In einer mit 11. November 2003 datierten (eingelangt am 21. November 2003), von seinem Verteidiger unmittelbar beim Obersten Gerichtshof eingebrachten Grundrechtsbeschwerde führt Usoski T***** aus, die über ihn mit Beschluss des Landesgerichtes für Strafsachen Graz vom 8. Mai 2003 (AZ 18 Ur 109/93a) aus den Haftgründen der Flucht-, Verdunkelungs- und Tatbegehungsgefahr verhängte Untersuchungshaft sei unverhältnismäßig. Das gegen ihn und Bashkim M***** geführte Strafverfahren des Landesgerichtes für Strafsachen Graz sei mit Beschluss dieses Gerichtes vom 7. Mai 2003 an das Landesgericht Eisenstadt abgetreten worden.

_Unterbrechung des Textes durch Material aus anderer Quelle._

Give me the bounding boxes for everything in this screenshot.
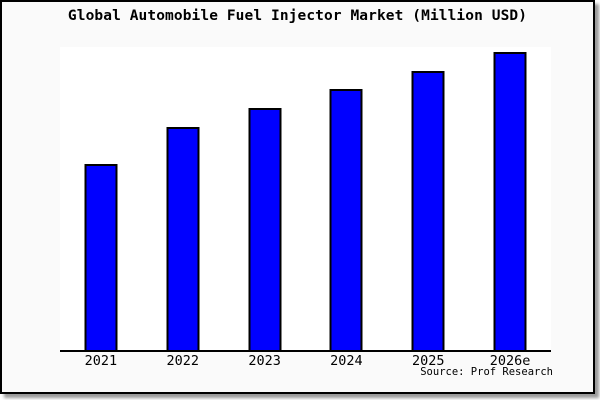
- x-axis-line: [60, 350, 551, 352]
- plot-area: [60, 47, 551, 350]
- bar-2026e: [493, 52, 527, 350]
- bar-2024: [329, 89, 363, 350]
- x-tick-label-2023: 2023: [248, 353, 281, 369]
- bar-2021: [84, 164, 118, 350]
- x-tick-label-2022: 2022: [166, 353, 200, 369]
- chart-frame: Global Automobile Fuel Injector Market (…: [0, 0, 595, 394]
- x-tick-label-2025: 2025: [411, 353, 445, 369]
- x-tick-label-2021: 2021: [84, 353, 118, 369]
- chart-title: Global Automobile Fuel Injector Market (…: [67, 8, 528, 24]
- bar-2025: [411, 71, 445, 350]
- bar-2023: [248, 108, 282, 350]
- bar-2022: [166, 127, 200, 350]
- source-note: Source: Prof Research: [420, 366, 553, 378]
- x-tick-label-2024: 2024: [330, 353, 363, 369]
- x-tick-label-2026e: 2026e: [489, 353, 531, 369]
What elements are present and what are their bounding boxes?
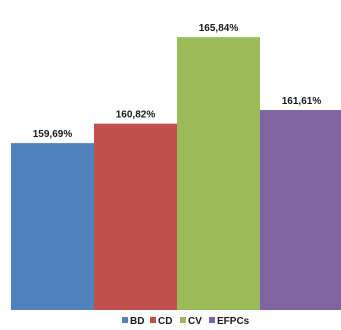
legend-swatch-bd bbox=[122, 317, 128, 323]
data-label-cd: 160,82% bbox=[116, 110, 156, 121]
bar-cd bbox=[94, 123, 177, 311]
legend-label-cd: CD bbox=[158, 316, 172, 327]
bars-layer bbox=[11, 37, 341, 311]
bar-cv bbox=[177, 37, 260, 310]
legend-swatch-cv bbox=[180, 317, 186, 323]
legend-label-cv: CV bbox=[188, 316, 202, 327]
data-label-cv: 165,84% bbox=[199, 23, 239, 34]
data-label-efpcs: 161,61% bbox=[282, 96, 322, 107]
bar-bd bbox=[11, 143, 94, 310]
legend-label-efpcs: EFPCs bbox=[217, 316, 250, 327]
legend: BD CD CV EFPCs bbox=[122, 316, 250, 327]
bar-efpcs bbox=[260, 110, 341, 310]
legend-label-bd: BD bbox=[130, 316, 144, 327]
data-label-bd: 159,69% bbox=[33, 129, 73, 140]
legend-swatch-cd bbox=[150, 317, 156, 323]
legend-swatch-efpcs bbox=[209, 317, 215, 323]
data-labels-layer: 159,69% 160,82% 165,84% 161,61% bbox=[33, 23, 322, 140]
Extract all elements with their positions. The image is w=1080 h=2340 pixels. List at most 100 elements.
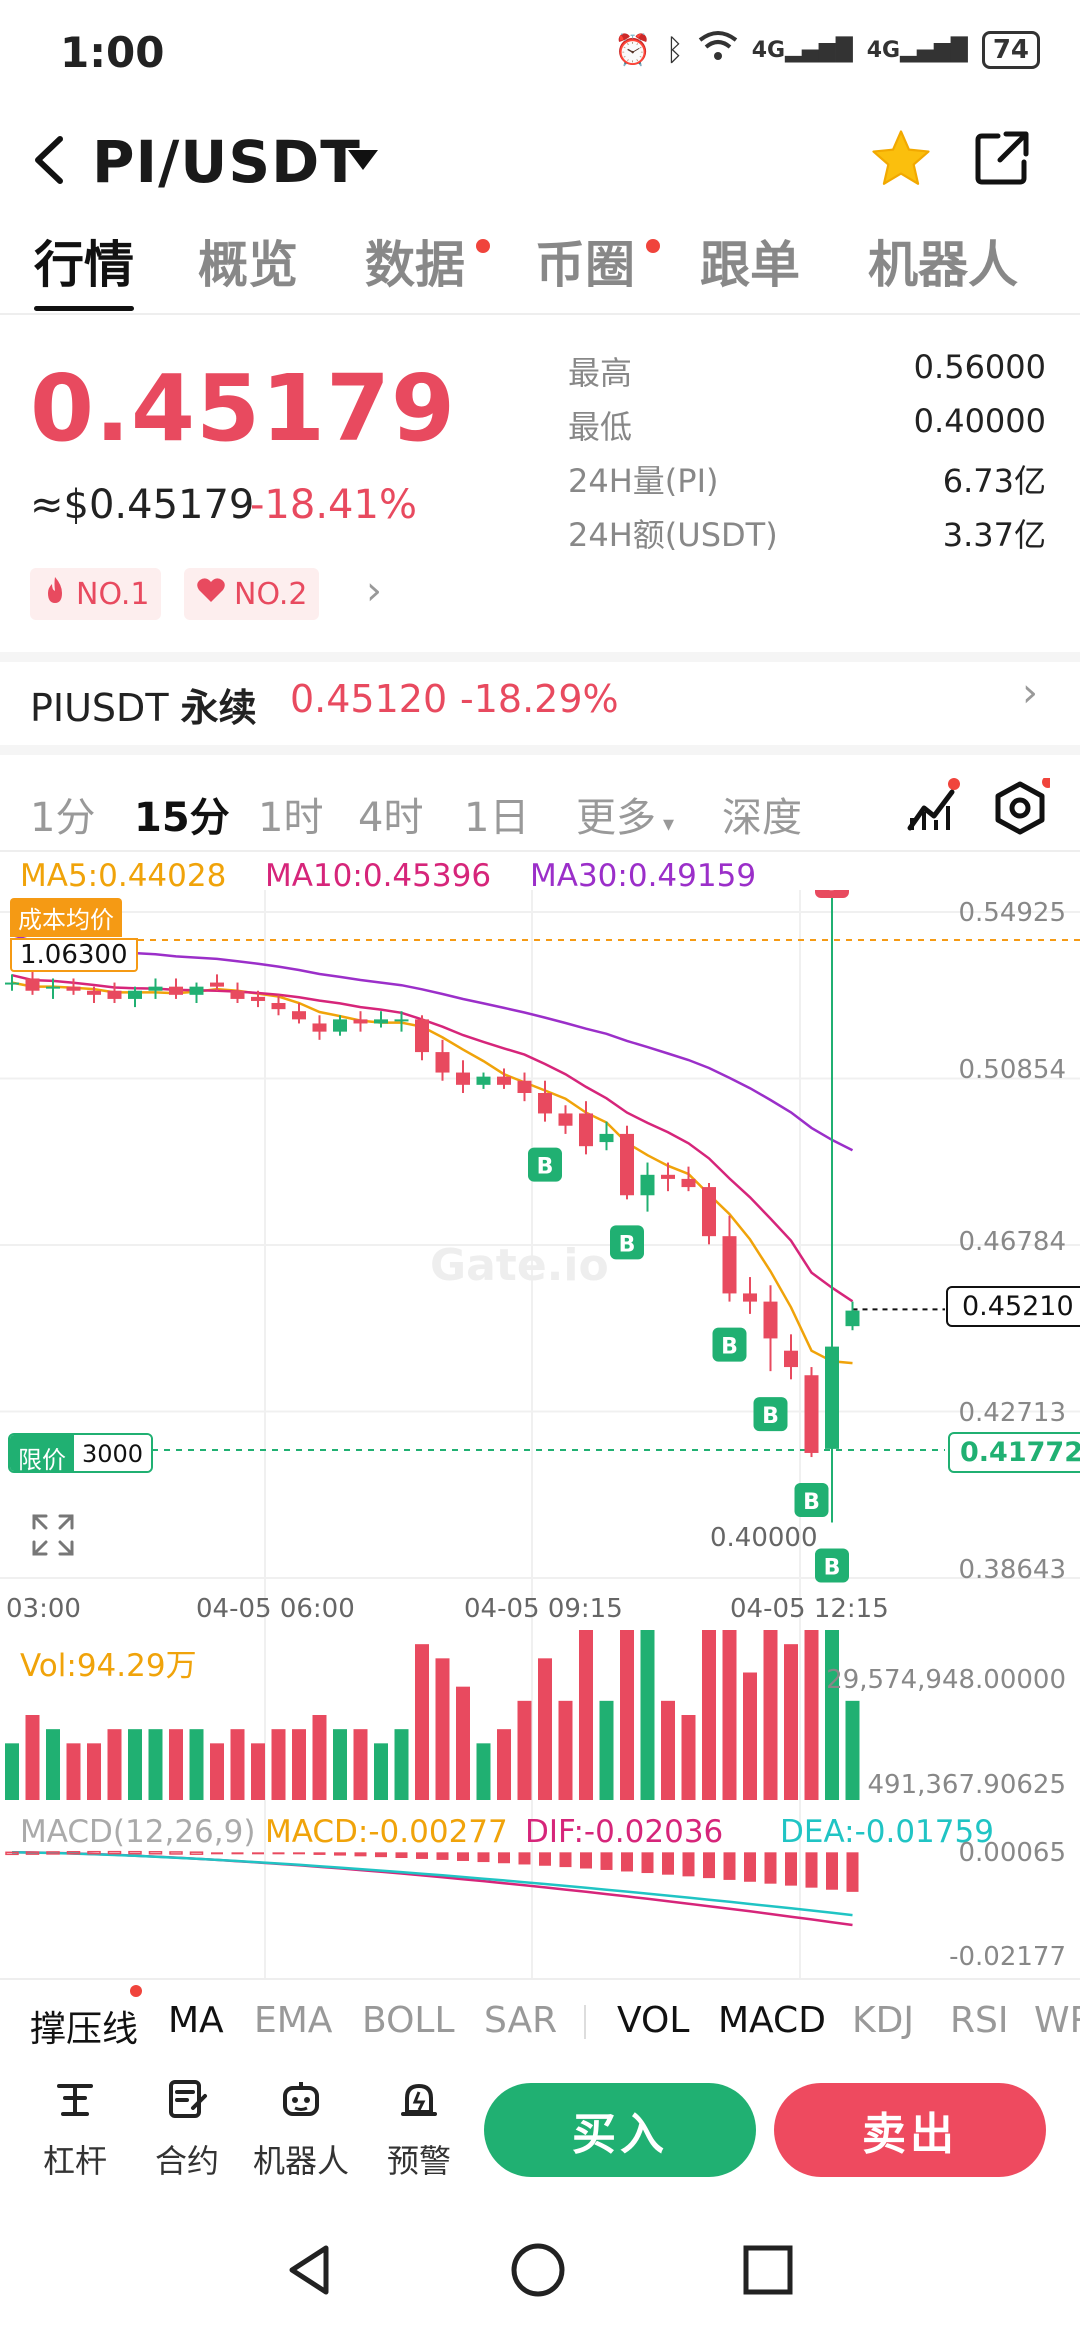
tab-market[interactable]: 行情 <box>34 236 134 294</box>
indicator-settings-icon[interactable] <box>904 778 960 838</box>
tool-contract[interactable]: 合约 <box>132 2078 242 2182</box>
indicator-macd[interactable]: MACD <box>718 2000 826 2041</box>
x-tick-label: 04-05 12:15 <box>730 1594 889 1624</box>
back-icon[interactable] <box>30 135 70 185</box>
ma-lines <box>11 933 854 1365</box>
indicator-sar[interactable]: SAR <box>484 2000 558 2041</box>
share-icon[interactable] <box>972 128 1032 192</box>
timeframe-15m[interactable]: 15分 <box>134 795 230 841</box>
timeframe-more[interactable]: 更多 ▾ <box>576 795 675 841</box>
nav-recents-icon[interactable] <box>738 2240 798 2304</box>
volume-bar <box>251 1743 265 1800</box>
kline-chart[interactable]: B B B B B B S <box>0 890 1080 1980</box>
trade-marker-label: B <box>824 1555 841 1580</box>
macd-histogram-bar <box>46 1851 60 1855</box>
robot-icon <box>246 2078 356 2130</box>
indicator-boll[interactable]: BOLL <box>362 2000 455 2041</box>
x-tick-label: 03:00 <box>6 1594 81 1624</box>
macd-histogram-bar <box>805 1852 818 1888</box>
candle-body <box>5 982 19 985</box>
cost-average-title: 成本均价 <box>10 898 122 937</box>
depth-tab[interactable]: 深度 <box>722 795 802 841</box>
indicator-ema[interactable]: EMA <box>254 2000 333 2041</box>
indicator-ma[interactable]: MA <box>168 2000 224 2041</box>
tool-robot[interactable]: 机器人 <box>246 2078 356 2182</box>
macd-histogram-bar <box>5 1851 19 1856</box>
divider <box>0 313 1080 315</box>
candle-body <box>415 1019 429 1053</box>
candle-body <box>46 986 60 989</box>
settings-hexagon-icon[interactable] <box>990 776 1054 842</box>
chevron-right-icon[interactable]: › <box>1022 670 1038 716</box>
timeframe-4h[interactable]: 4时 <box>358 795 424 841</box>
candle-body <box>722 1236 737 1294</box>
limit-order-tag[interactable]: 限价 3000 <box>8 1433 154 1473</box>
tool-alert[interactable]: 预警 <box>364 2078 474 2182</box>
x-tick-label: 04-05 09:15 <box>464 1594 623 1624</box>
macd-histogram-bar <box>25 1851 40 1855</box>
pair-title[interactable]: PI/USDT <box>92 128 361 196</box>
bluetooth-icon: ᛒ <box>665 32 684 68</box>
indicator-kdj[interactable]: KDJ <box>852 2000 914 2041</box>
volume-bar <box>825 1630 839 1800</box>
candle-body <box>681 1178 696 1188</box>
tab-overview[interactable]: 概览 <box>198 236 298 294</box>
chevron-right-icon[interactable]: › <box>366 568 382 614</box>
volume-bar <box>702 1630 716 1800</box>
usd-price: ≈$0.45179 <box>30 482 255 528</box>
timeframe-1m[interactable]: 1分 <box>30 795 96 841</box>
sell-button[interactable]: 卖出 <box>774 2083 1046 2177</box>
timeframe-1d[interactable]: 1日 <box>464 795 530 841</box>
stat-high-value: 0.56000 <box>913 348 1046 386</box>
volume-bar <box>292 1729 306 1800</box>
chevron-down-icon[interactable] <box>348 150 378 170</box>
tab-bots[interactable]: 机器人 <box>868 236 1018 294</box>
cost-average-value[interactable]: 1.06300 <box>10 938 138 972</box>
candle-body <box>312 1023 327 1032</box>
candle-body <box>66 986 81 991</box>
volume-bar <box>5 1743 19 1800</box>
indicator-wr[interactable]: WR <box>1034 2000 1080 2041</box>
rank-badge-2[interactable]: NO.2 <box>184 568 320 620</box>
rank-badge-1[interactable]: NO.1 <box>30 568 162 620</box>
tab-data[interactable]: 数据 <box>365 236 465 294</box>
fullscreen-icon[interactable] <box>30 1512 76 1562</box>
divider <box>0 1978 1080 1980</box>
chevron-down-icon: ▾ <box>656 812 675 837</box>
candle-body <box>87 990 101 995</box>
trade-marker-badge <box>712 1327 747 1362</box>
trade-marker-label: B <box>762 1404 779 1429</box>
macd-histogram-bar <box>580 1852 592 1869</box>
candle-body <box>784 1350 798 1368</box>
macd-legend-dif: DIF:-0.02036 <box>525 1814 724 1850</box>
timeframe-1h[interactable]: 1时 <box>258 795 324 841</box>
indicator-separator <box>584 2005 586 2039</box>
perpetual-symbol[interactable]: PIUSDT 永续 <box>30 686 257 730</box>
indicator-vol[interactable]: VOL <box>617 2000 690 2041</box>
candle-body <box>640 1174 655 1196</box>
volume-bar <box>497 1729 511 1800</box>
macd-histogram-bar <box>66 1851 81 1855</box>
tab-community[interactable]: 币圈 <box>535 236 635 294</box>
trade-marker-badge <box>815 1548 849 1583</box>
section-divider <box>0 745 1080 755</box>
volume-bar <box>517 1700 532 1800</box>
buy-button[interactable]: 买入 <box>484 2083 756 2177</box>
macd-histogram-bar <box>600 1852 613 1870</box>
nav-back-icon[interactable] <box>280 2240 340 2304</box>
macd-histogram-bar <box>128 1850 142 1855</box>
trade-markers: B B B B B B S <box>528 890 849 1583</box>
candle-body <box>251 996 265 1001</box>
indicator-rsi[interactable]: RSI <box>950 2000 1009 2041</box>
tool-leverage[interactable]: 杠杆 <box>20 2078 130 2182</box>
volume-bar <box>25 1715 40 1800</box>
candle-body <box>128 990 142 999</box>
favorite-star-icon[interactable] <box>868 126 934 196</box>
trade-marker-badge <box>794 1483 829 1518</box>
indicator-support-resistance[interactable]: 撑压线 <box>30 2009 139 2050</box>
macd-histogram-bar <box>539 1852 551 1866</box>
macd-histogram-bar <box>621 1852 633 1872</box>
trade-marker-label: B <box>721 1335 738 1360</box>
nav-home-icon[interactable] <box>508 2240 568 2304</box>
tab-copytrade[interactable]: 跟单 <box>700 236 800 294</box>
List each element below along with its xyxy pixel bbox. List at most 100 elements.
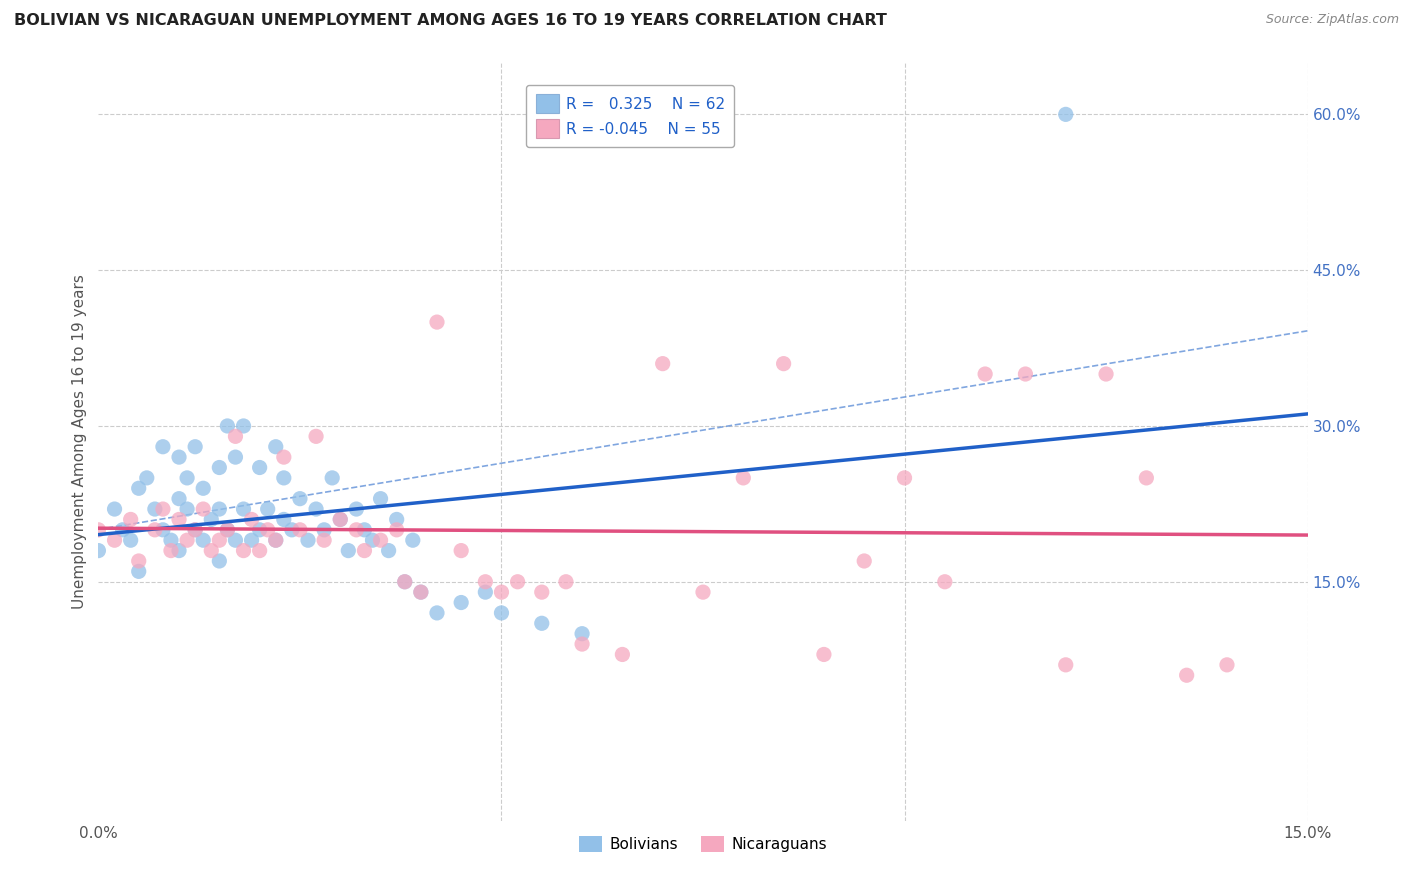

Er habe am 11. September 2003 einen Fristsetzungsantrag nach § 91 GeoG gestellt, worauf er vom Landesgericht Eisenstadt von der am 15. September 2003 erfolgten Schließung der Voruntersuchung gemäß § 111 StPO verständigt worden sei. Eine Anklageschrift sei bisher von der Staatsanwaltschaft nicht eingebracht worden. Am 5. November 2003 habe das Landesgericht Eisenstadt (AZ 35 Ur 166/02t) das Strafverfahren (wiederum) an das Landesgericht für Strafsachen Graz rückabgetreten, worauf dieses Gericht (AZ 18 Ur 109/03a) am 11. November 2003 wiederum die Rückabtretung an das Landesgericht Eisenstadt beschlossen habe. In seiner Grundrechtsbeschwerde beantragt der Beschwerdeführer die Feststellung, dass er durch die Abtretung des Strafverfahrens vom Landesgericht Eisenstadt am 5. November 2003 und durch die Rückabtretung des Landesgerichtes für Strafsachen Graz am 11. November 2003 "in seinen Rechtsansprüchen auf den gesetzlichen Richter nach § 83 Abs 2 B-VG und auf Beendigung des Verfahrens innerhalb angemessener Frist oder auf Freilassung während des Verfahrens gem Art 5 PersFrG und Art 6 Abs 1 EMRK" sowie durch den Umstand, "dass trotz der am 15. September 2003 geschlossenen Voruntersuchung bis heute eine Anklageschrift nicht eingebracht und damit die Verfahrensdauer unnotwendig verzögert wurde, im Recht auf Beendigung des Verfahrens innerhalb angemessener Frist oder auf Freilassung während des Verfahrens gem Art 5 PersFrG und Art 6 Abs 1 EMRK verletzt wurde".

Rechtliche Beurteilung

Gemäß § 1 Abs 1 GRBG kann eine Grundrechtsbeschwerde ausschließlich wegen Verletzung des Grundrechtes auf persönliche Freiheit erhoben werden, sofern die Grundrechtsverletzung durch eine Entscheidung oder Verfügung eines Strafgerichtes erfolgte. Es muss sich um eine funktionell grundrechtsrelevante gerichtliche Entscheidung oder Verfügung handeln (dazu näher Mayrhofer/Steininger GRGB 1992 § 1 Rz 24). Dabei kommt als geeignetes Anfechtungsobjekt für die Grundrechtsbeschwerde nur eine Entscheidung der im ordentlichen Rechtsweg letzten Instanz in Betracht (§ 1 Abs 1 GRGB: "nach Erschöpfung des Instanzenzuges").

Formale Voraussetzung einer Grundrechtsbeschwerde ist ferner, dass die angefochtene oder zum Anlass der Beschwerde genommene Entscheidung oder Verfügung genau bezeichnet wird (§ 3 Abs 1 GRBG). In der vorliegenden Grundrechtsbeschwerde bezeichnet der Beschwerdeführer keine funktionell in das Grundrecht auf persönliche Freiheit eingreifende, im ordentlichen Rechtsweg nicht mehr weiter anfechtbare gerichtliche Entscheidung oder Verfügung. Die von ihm genannten Gerichtsbeschlüsse auf Verfahrensabtretung bzw -rückabtretung erfüllen die genannten Voraussetzungen nicht, umso weniger der ebenfalls kritisierte Umstand verzögerter Einbringung der Anklageschrift durch die Staatsanwaltschaft.

Die Grundrechtsbeschwerde war daher, ohne dass es einer sachlichen Überprüfung der Haftvoraussetzungen durch den Obersten Gerichtshof bedurfte, als unzulässig zurückzuweisen. Angemerkt sei, dass die Erhebung einer Nichtigkeitsbeschwerde zur Wahrung des Gesetzes nach §§ 33 Abs 2, 292 StPO nur dem Generalprokurator zusteht. Der Vollständigkeit halber wird der Beschwerdeführer darauf hingewiesen, dass er die Möglichkeit gehabt hätte (nach der Aktenlage wurde er in der Zwischenzeit ohnehin enthaftet), durch einen Enthaftungsantrag eine Haftentscheidung des Untersuchungsrichters und anschließend über eine Beschwerde dagegen die Rechtsmittelentscheidung des Oberlandesgerichtes herbeizuführen und sodann gegen die letztere eine formal einwandfreie Grundrechtsbeschwerde zu erheben.